Sixty-three years into its existence as a modern republic, India is still an unnatural experiment. Never before has a single country been fashioned out of as many diverse parts and, more remarkably, never has the vote been given to all adults in a largely poor, illiterate country.
Let us also not forget that few nations were born under more trying circumstances — a brutal vivisection of the subcontinent, called Partition, in the months leading to independence killed over a million Hindus, Muslims and Sikhs and gave birth to a new country, Pakistan.
I wonder sometimes why anyone would want to celebrate the anniversary of one of the world's greatest human tragedies.
In a land of entrenched provincialism and stark diversity, if any one individual can be credited with keeping India together — it would have to be Jawaharlal Nehru, India's first prime minister. With an erudite team at hand, he gave the country a secular and democratic constitution, whose legacy has bound Indians together despite their strong regional loyalties.
Nehru was a curious man — he was a socialist, a constitutional liberal and a sometime disciple of Gandhi. He took from Gandhi the principle that all Indians should live together despite their religious differences.
When taking office 63 years ago, Nehru delivered a powerful midnight speech where he described India's independence as the moment "… when the soul of a nation, long suppressed, finds utterance".
Today's reality is that independent India has thrashed the hopes of the vast majority of its citizens.
If in August 1947, Indians had high hopes for a fresh new start then in August 2010, the prevailing mood among the masses is one of shoulder-shrugging indifference.
Inequality
The uneven spread of economic development has left the poor worse off, and more disenchanted than ever. The newly-rich beneficiaries of economic progress, however, are in a thoroughly self-congratulatory mood. But it is hard to share in their enthusiasm and agree with their favourable comparisons of India with China. It is harder still to digest their proclamations of India's superpower status.

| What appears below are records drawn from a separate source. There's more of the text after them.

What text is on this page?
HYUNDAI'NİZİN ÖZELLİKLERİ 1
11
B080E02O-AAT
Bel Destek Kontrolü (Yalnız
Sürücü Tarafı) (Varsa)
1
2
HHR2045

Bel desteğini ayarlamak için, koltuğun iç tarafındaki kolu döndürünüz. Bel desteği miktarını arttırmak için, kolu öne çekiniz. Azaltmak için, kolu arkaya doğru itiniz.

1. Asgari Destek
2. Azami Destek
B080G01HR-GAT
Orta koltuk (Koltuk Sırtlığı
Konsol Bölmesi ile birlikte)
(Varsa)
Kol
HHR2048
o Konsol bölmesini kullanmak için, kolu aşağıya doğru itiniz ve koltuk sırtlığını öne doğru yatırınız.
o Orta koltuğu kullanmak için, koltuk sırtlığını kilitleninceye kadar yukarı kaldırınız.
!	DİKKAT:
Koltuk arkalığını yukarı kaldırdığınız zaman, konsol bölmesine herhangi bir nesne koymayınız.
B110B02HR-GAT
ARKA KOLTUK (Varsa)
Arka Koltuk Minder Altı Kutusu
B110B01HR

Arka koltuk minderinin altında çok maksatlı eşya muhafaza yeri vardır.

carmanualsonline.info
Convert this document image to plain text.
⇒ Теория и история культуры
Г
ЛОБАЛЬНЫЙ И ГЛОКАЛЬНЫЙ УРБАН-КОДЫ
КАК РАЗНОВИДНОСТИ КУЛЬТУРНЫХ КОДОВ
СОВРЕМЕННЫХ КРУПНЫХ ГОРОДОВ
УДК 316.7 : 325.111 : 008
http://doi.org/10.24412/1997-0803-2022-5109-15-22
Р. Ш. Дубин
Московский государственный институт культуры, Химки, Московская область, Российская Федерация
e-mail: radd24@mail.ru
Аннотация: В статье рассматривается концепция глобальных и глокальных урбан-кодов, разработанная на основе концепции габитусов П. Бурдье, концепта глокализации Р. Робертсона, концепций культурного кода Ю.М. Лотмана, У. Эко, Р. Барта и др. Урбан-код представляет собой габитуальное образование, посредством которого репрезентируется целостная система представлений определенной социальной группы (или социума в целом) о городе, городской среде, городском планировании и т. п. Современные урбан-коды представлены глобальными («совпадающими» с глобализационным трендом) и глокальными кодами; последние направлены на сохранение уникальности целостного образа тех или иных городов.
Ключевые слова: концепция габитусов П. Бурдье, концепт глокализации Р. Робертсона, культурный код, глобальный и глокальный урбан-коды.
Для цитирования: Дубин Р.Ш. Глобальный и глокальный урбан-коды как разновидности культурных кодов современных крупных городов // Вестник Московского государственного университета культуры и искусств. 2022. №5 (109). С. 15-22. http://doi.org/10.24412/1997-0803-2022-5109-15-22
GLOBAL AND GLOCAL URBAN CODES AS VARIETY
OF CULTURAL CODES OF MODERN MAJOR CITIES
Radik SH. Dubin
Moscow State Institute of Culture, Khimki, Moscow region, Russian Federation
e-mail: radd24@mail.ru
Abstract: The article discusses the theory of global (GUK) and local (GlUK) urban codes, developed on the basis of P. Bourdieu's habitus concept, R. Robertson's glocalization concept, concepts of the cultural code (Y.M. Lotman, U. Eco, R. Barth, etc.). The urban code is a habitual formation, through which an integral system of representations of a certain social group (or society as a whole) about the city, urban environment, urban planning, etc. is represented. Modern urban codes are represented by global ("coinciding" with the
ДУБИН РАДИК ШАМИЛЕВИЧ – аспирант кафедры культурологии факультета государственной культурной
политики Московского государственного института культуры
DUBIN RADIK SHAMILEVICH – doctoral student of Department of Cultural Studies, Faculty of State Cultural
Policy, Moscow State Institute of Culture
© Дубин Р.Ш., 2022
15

Any talk of India's time ‘having come' is largely premature. There remain very serious problems with Indian democracy and growth. Despite the recent economic surge, there is a widening gulf between haves and have-nots, and serious questions about the environmental sustainability of our path of development.
In my mind, there are three major threats to India today:
Firstly, the threat of religious extremism on the right. Principally Hindu right-wing militias, but also Islamic radicalism to a great extent.
Violence
Secondly, a dangerous and growing Maoist insurgency on the left, which has captured about one-third of Indian territory. They are a revolutionary group of Marxists who seek to bring about a peasant revolution in India.
Thirdly, there is the ever-expanding rich-poor divide. Economic growth is restricted to certain regions and specific classes. Add to this the decay of the Civil Service, India's steel framework, and rampant corruption.
In most parts, the scale of public corruption is almost comical — from Commonwealth Games chief Suresh Kalmadi's improprieties to Telecom Minister A. Raja's brazen billion-dollar scams. I read a joke recently on the modern definition of Indian democracy — ‘one man, one bribe' — and the Indian theory of relativity — ‘everything is for relatives' — which all sounds like an exaggeration, but is really an understatement.
And yes, there are other woes too: the nation's great social ills have not been cured. Infant mortality, illiteracy, educational access and the privations imposed by caste hierarchies are all sixty-three year-old questions that remain unanswered.
There is a long way for India to go before she can fulfil her own democratic aspirations and the ideals of her Constitution. This independence day, India should renew her commitment to deepening her democracy, and spreading the fruits of her economic surge more widely.
This, I believe, is more important than any discussion on foreign policies and economic growth rates. And yet there is one thing I feel like celebrating today and that is the ‘idea of India' — that despite our myriad differences, we are one.
It is a powerful political idea and perhaps the most important thing that we were bequeathed 63 years ago. As another writer has said, "It is an idea that has enemies, within India as well as outside her frontiers, and to celebrate it is also to defend it against its foes."
- Rakesh Mani is a 2009 Teach For India fellow, working with slum schools in Mumbai.